Sadri Alışık Tiyatrosu, son iki sezon repertuvarına aldığı oyunlarla siyasal, toplumsal ve kültürel sorunlara duyarsız kalmadığını da seyircisine fark ettirdi. Geçtiğimiz sezon Orhan Kemal’in 72. Koğuş’u ile cezaevlerindeki drama dikkat çeken topluluk, bu sezon biraz daha politik bir gösteri ile çıktı seyircisinin karşısına.
Topluluk bu sezon roman yazarı Erol Toy’un, 1970’lerde yazdığı Pir Sultan Abdal adlı oyunu sahnelemeye devam ediyor. Yönetmenliğini Prof. Nurhan Karadağ’ın yaptığı oyunun müzikleri Nedim Yıldız’a, koreografisi ise Ziver Armağan Açıl’a ait. Kostüm tasarımını Faruk Saraç ve Gamze Kuş’un birlikte hazırladıkları oyunda ilk defa sahne deneyimi yaşayan Melike Öcalan, uzun yıllar sahneden uzak kalmayı tercih eden Cem Özer, Halk Ozanı Sadık Gürbüz ve Mehmet Çepiç gibi deneyimli oyuncular görev alıyorlar.
Erol Toy, Pir Sultan Abdal oyununu geniş araştırmalar sonucu kaleme almış. 16. yüzyılda Sivas dolaylarında çıkan halk isyanlarına destek veren Pir Sultan üreticilerin sömürülmeleri karşısında fikirleri ile onlara öncülük eder. Pir Sultan’ın köylülerle dayanışması baskıcı ve despot Osmanlı’nın dikkatini çeker. Padişah, başlarda Pir Sultan’la birlikte hareket eden Deli Hızır’ı Sivas’a vali olarak atar ve isyanı bastırmasını emreder.
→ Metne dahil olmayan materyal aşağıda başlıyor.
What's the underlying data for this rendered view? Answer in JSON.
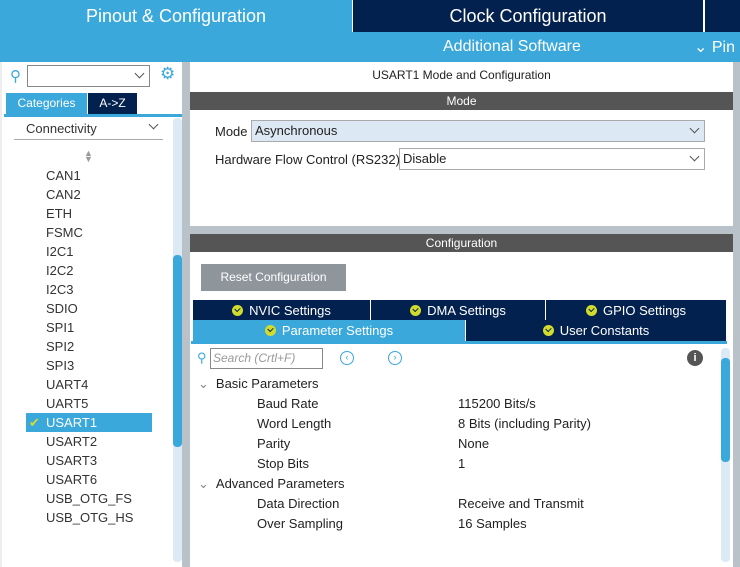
{
  "header": {
    "tabs": [
      "Pinout & Configuration",
      "Clock Configuration"
    ],
    "sub_tabs": [
      "Additional Software",
      "Pin"
    ]
  },
  "sidebar": {
    "search_value": "",
    "tabs": [
      "Categories",
      "A->Z"
    ],
    "category": "Connectivity",
    "items": [
      "CAN1",
      "CAN2",
      "ETH",
      "FSMC",
      "I2C1",
      "I2C2",
      "I2C3",
      "SDIO",
      "SPI1",
      "SPI2",
      "SPI3",
      "UART4",
      "UART5",
      "USART1",
      "USART2",
      "USART3",
      "USART6",
      "USB_OTG_FS",
      "USB_OTG_HS"
    ],
    "selected": "USART1"
  },
  "main": {
    "title": "USART1 Mode and Configuration",
    "mode_header": "Mode",
    "mode_label": "Mode",
    "mode_value": "Asynchronous",
    "hw_label": "Hardware Flow Control (RS232)",
    "hw_value": "Disable",
    "config_header": "Configuration",
    "reset_label": "Reset Configuration",
    "tabs_row1": [
      "NVIC Settings",
      "DMA Settings",
      "GPIO Settings"
    ],
    "tabs_row2": [
      "Parameter Settings",
      "User Constants"
    ],
    "search_placeholder": "Search (Crtl+F)",
    "groups": [
      {
        "name": "Basic Parameters",
        "params": [
          {
            "k": "Baud Rate",
            "v": "115200 Bits/s"
          },
          {
            "k": "Word Length",
            "v": "8 Bits (including Parity)"
          },
          {
            "k": "Parity",
            "v": "None"
          },
          {
            "k": "Stop Bits",
            "v": "1"
          }
        ]
      },
      {
        "name": "Advanced Parameters",
        "params": [
          {
            "k": "Data Direction",
            "v": "Receive and Transmit"
          },
          {
            "k": "Over Sampling",
            "v": "16 Samples"
          }
        ]
      }
    ]
  },
  "colors": {
    "blue": "#3ba8dc",
    "navy": "#03214f",
    "grey": "#555555"
  }
}
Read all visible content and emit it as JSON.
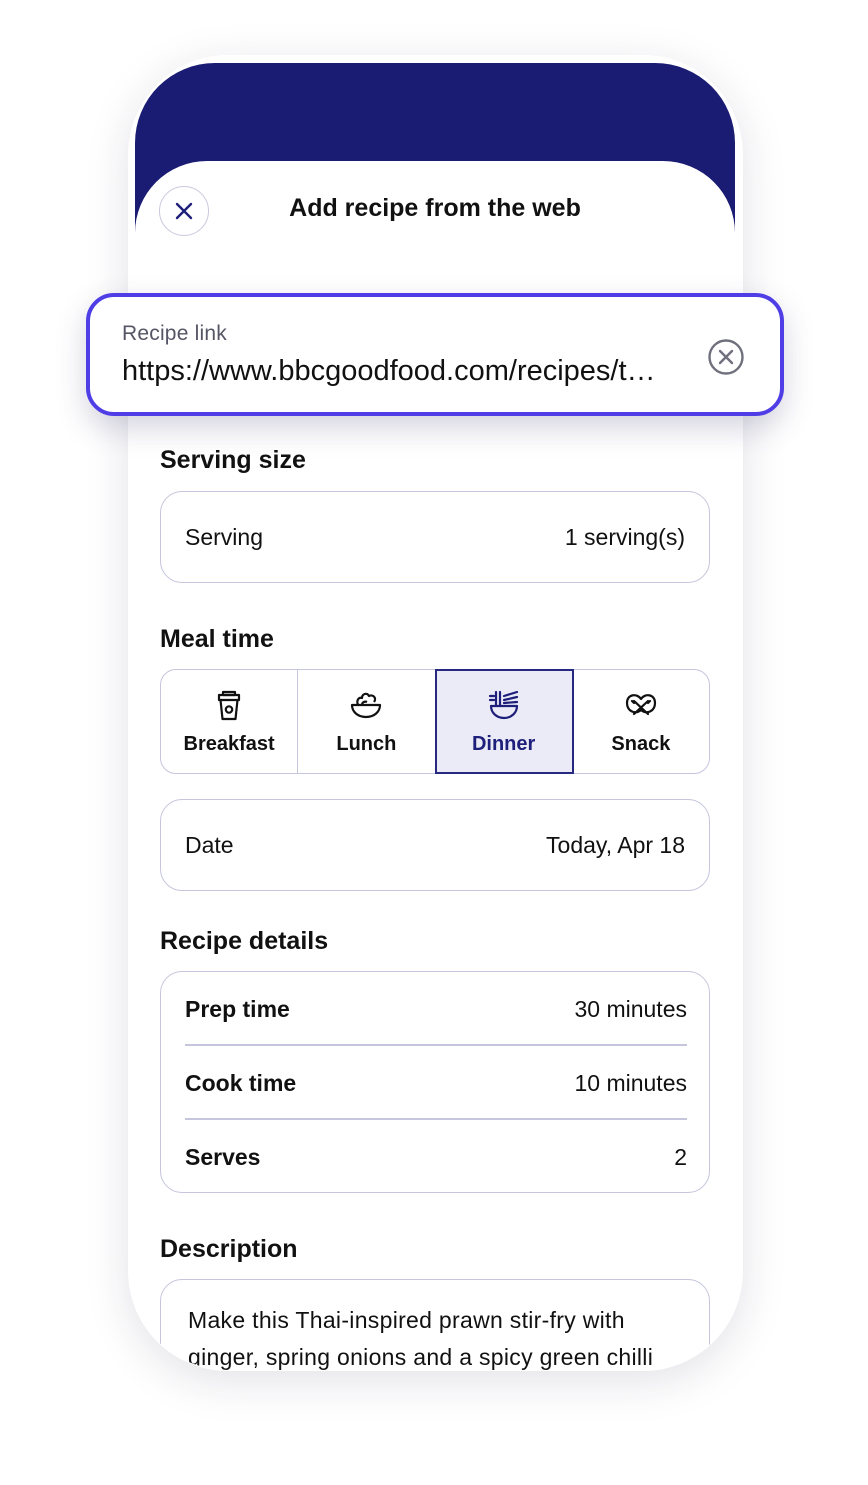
{
  "header": {
    "title": "Add recipe from the web"
  },
  "recipe_link": {
    "label": "Recipe link",
    "value": "https://www.bbcgoodfood.com/recipes/t…"
  },
  "serving": {
    "section_title": "Serving size",
    "label": "Serving",
    "value": "1 serving(s)"
  },
  "meal_time": {
    "section_title": "Meal time",
    "options": [
      {
        "label": "Breakfast",
        "icon": "coffee-cup-icon",
        "selected": false
      },
      {
        "label": "Lunch",
        "icon": "salad-bowl-icon",
        "selected": false
      },
      {
        "label": "Dinner",
        "icon": "noodle-bowl-icon",
        "selected": true
      },
      {
        "label": "Snack",
        "icon": "pretzel-icon",
        "selected": false
      }
    ]
  },
  "date": {
    "label": "Date",
    "value": "Today, Apr 18"
  },
  "recipe_details": {
    "section_title": "Recipe details",
    "rows": [
      {
        "label": "Prep time",
        "value": "30 minutes"
      },
      {
        "label": "Cook time",
        "value": "10 minutes"
      },
      {
        "label": "Serves",
        "value": "2"
      }
    ]
  },
  "description": {
    "section_title": "Description",
    "text": "Make this Thai-inspired prawn stir-fry with ginger, spring onions and a spicy green chilli"
  },
  "colors": {
    "header_navy": "#1a1b73",
    "accent_focus": "#4f3ee6",
    "selected_bg": "#ebebf8"
  }
}
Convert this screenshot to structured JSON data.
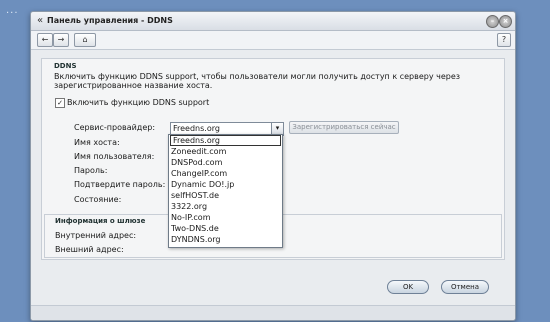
{
  "desktop": {
    "menu_glyph": "···"
  },
  "window": {
    "title": "Панель управления - DDNS"
  },
  "titlebar": {
    "chevron": "«",
    "minimize_glyph": "–",
    "close_glyph": "×"
  },
  "toolbar": {
    "back_glyph": "←",
    "forward_glyph": "→",
    "home_glyph": "⌂",
    "help_label": "?"
  },
  "ddns": {
    "section_title": "DDNS",
    "description": "Включить функцию DDNS support, чтобы пользователи могли получить доступ к серверу через зарегистрированное название хоста.",
    "checkbox_label": "Включить функцию DDNS support",
    "checkbox_mark": "✓",
    "fields": {
      "provider": "Сервис-провайдер:",
      "hostname": "Имя хоста:",
      "username": "Имя пользователя:",
      "password": "Пароль:",
      "confirm_password": "Подтвердите пароль:",
      "status": "Состояние:"
    },
    "selected_provider": "Freedns.org",
    "select_arrow": "▾",
    "register_button": "Зарегистрироваться сейчас",
    "providers": [
      "Freedns.org",
      "Zoneedit.com",
      "DNSPod.com",
      "ChangeIP.com",
      "Dynamic DO!.jp",
      "selfHOST.de",
      "3322.org",
      "No-IP.com",
      "Two-DNS.de",
      "DYNDNS.org"
    ]
  },
  "gateway": {
    "section_title": "Информация о шлюзе",
    "internal_label": "Внутренний адрес:",
    "external_label": "Внешний адрес:"
  },
  "buttons": {
    "ok": "OK",
    "cancel": "Отмена"
  }
}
Deli Hızır artık Paşa olmuştur. Paşa olduktan sonra ise eski yol arkadaşı Pir Sultan’ı ipe göndermekten çekinmeyen bir zalim olmuştur.
Geleneksel köy seyirlik oyunlarının sahnelenmesinde usta olan Yönetmen Nurhan Karadağ Pir Sultan Abdal yorumunda farklı bir mekan denemesi yaparak oyunun sahne tasarımını Cemevi biçiminde düzenlemiş. Bu düzenleme oyunun güncel yorumuna özel bir anlam katmış.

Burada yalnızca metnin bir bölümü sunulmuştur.